Stand­punkt Her­wig Lind­ner: Plä­doyer für die Vielfalt

15.08.2020 | Aktu­el­les aus der ÖÄK

© Bernhard Noll

Es gibt zu wenig Kas­sen­ärzte, vor allem man­gelt es an All­ge­mein­me­di­zi­nern, Kin­der­ärz­ten und Gynä­ko­lo­gen. Das scheint mitt­ler­weile auch die Poli­tik ver­stan­den zu haben. Die Ärz­te­kam­mer weist seit Jah­ren auf die­ses Pro­blem hin und for­dert bes­sere Kas­sen­ver­träge und fle­xi­blere Arbeits­mo­delle für Ärzte.

Die Ver­ant­wort­li­chen auf Lan­­des- und Bun­des­ebene schei­nen aber nur halb zuge­hört zu haben und star­ten in jedem Bun­des­land unter­schied­li­che Pilot­pro­jekte, vom Fach­ärzte-Ambu­la­­to­­rium bis zur Pri­mär­ver­sor­gungs­ein­heit schei­nen der Fan­ta­sie keine Gren­zen gesetzt zu sein. Eine beson­ders aben­teu­er­li­che Kom­bi­na­tion wird nun in der Stei­er­mark getes­tet. Hier sol­len staat­lich finan­zierte Ambu­la­to­rien mit „Kas­sen­ärz­ten“ aus Spi­tä­lern – auf Hono­rar­ba­sis – besetzt wer­den. Diese Zen­tra­li­sie­rung höhlt das über Jahr­zehnte gewach­sene und bewährte Kas­sen­sys­tem wei­ter aus und führt sicher nicht zur viel­be­schwo­re­nen Ent­flech­tung, son­dern zu einer Ver­schleie­rung der tat­säch­li­chen Finan­zie­rung. Von einer Zwei- oder Mehr­klas­sen­me­di­zin gar nicht zu reden.

Die BKAÄ hat zuletzt eine Reso­lu­tion für den Aus­bau von Ambu­lan­zen vor­ge­la­ger­ten Struk­tu­ren beschlos­sen. Die Poli­tik muss an das bedarfs­ori­en­tierte, gut abge­stimmte, inte­grierte Ver­sor­gungs­kon­zept erin­nert wer­den, das vor fast 20 Jah­ren ent­wi­ckelt wurde. Es war nicht das schlech­teste, scheint aber ver­ges­sen. Immer neue Struk­tu­ren auf­zu­bauen statt die bestehen­den zu ver­bes­sern ist poli­ti­scher Popu­lis­mus, der dazu füh­ren wird, dass nicht nur die Pati­en­ten zwi­schen Ver­sor­gungs­ebe­nen und ‑struk­tu­ren her­um­ir­ren, son­dern auch die Ärzte. 

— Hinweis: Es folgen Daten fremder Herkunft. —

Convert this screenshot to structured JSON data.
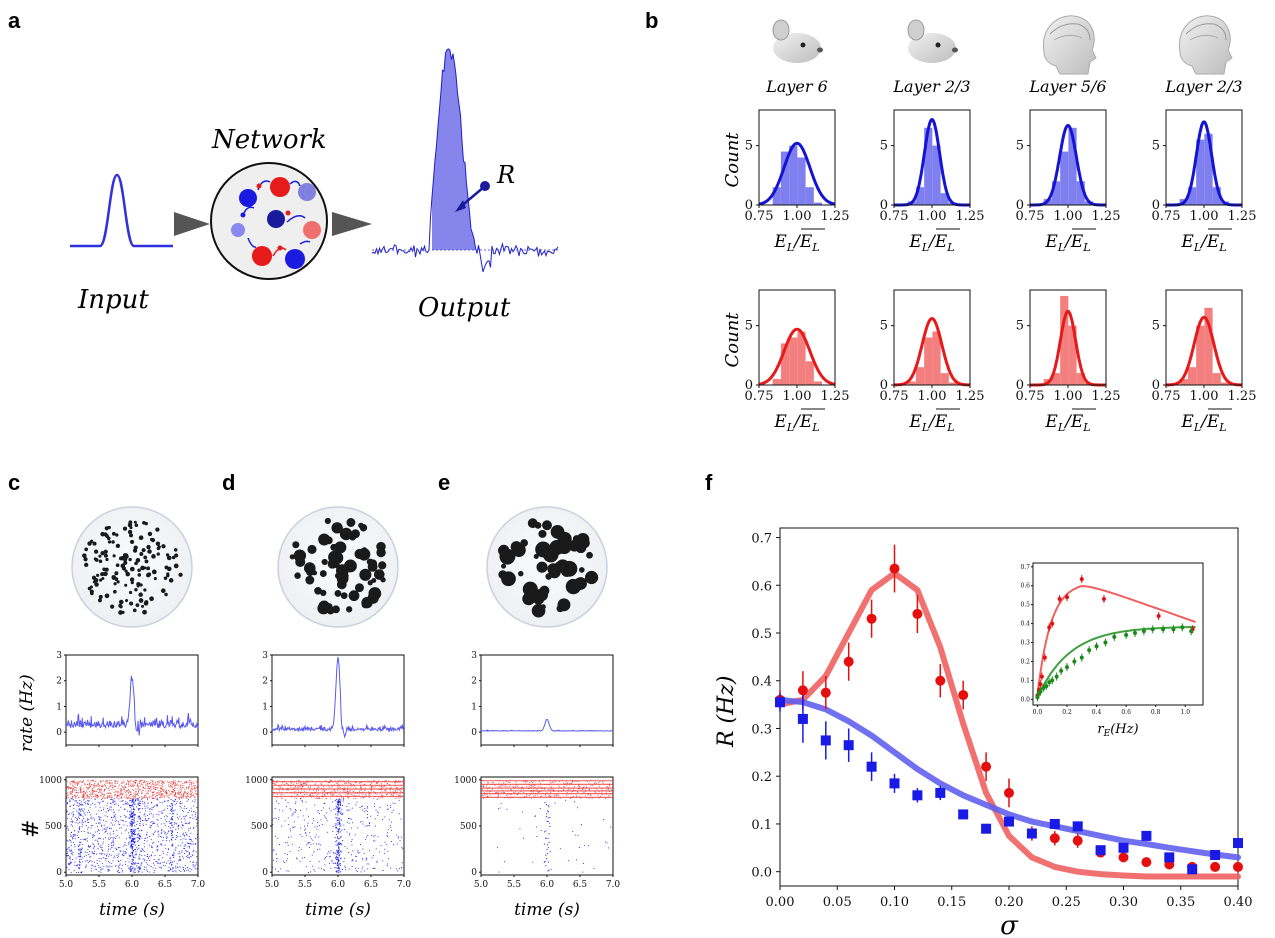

Für die Zukunft wird es auch wich­tig sein, auf aktu­elle Ent­wick­lun­gen ein­zu­ge­hen und den tele­me­di­zi­ni­schen Bereich sowie eine Viel­falt an ärzt­li­chen Nie­der­las­sungs­mög­lich­kei­ten zu för­dern. Von der Grup­pen­pra­xis über Job­sha­ring bis zur Anstel­lung Arzt-bei-Arzt soll der freie Beruf des Arz­tes maxi­male Fle­xi­bi­li­tät bie­ten. Der Fach­arzt für All­ge­mein­me­di­zin ist ein Gebot der Stunde.

In Öster­reich gibt es immer mehr Men­schen und mit der Lebens­er­war­tung steigt auch die Mul­ti­mor­bi­di­tät. Dem­ge­gen­über ste­hen weni­ger Kas­sen­ärzte als vor 10 Jah­ren. Um sicher­zu­stel­len, dass die gewon­ne­nen Lebens­jahre gut und wohn­ort­nah medi­zi­nisch betreut ver­bracht wer­den kön­nen, brau­chen wir drin­gend mehr Ärzte am Land. Dazu muss eine Attrak­ti­vie­rung der Kas­sen­stel­len stattfinden.

Wir dür­fen das Land nicht aufgeben!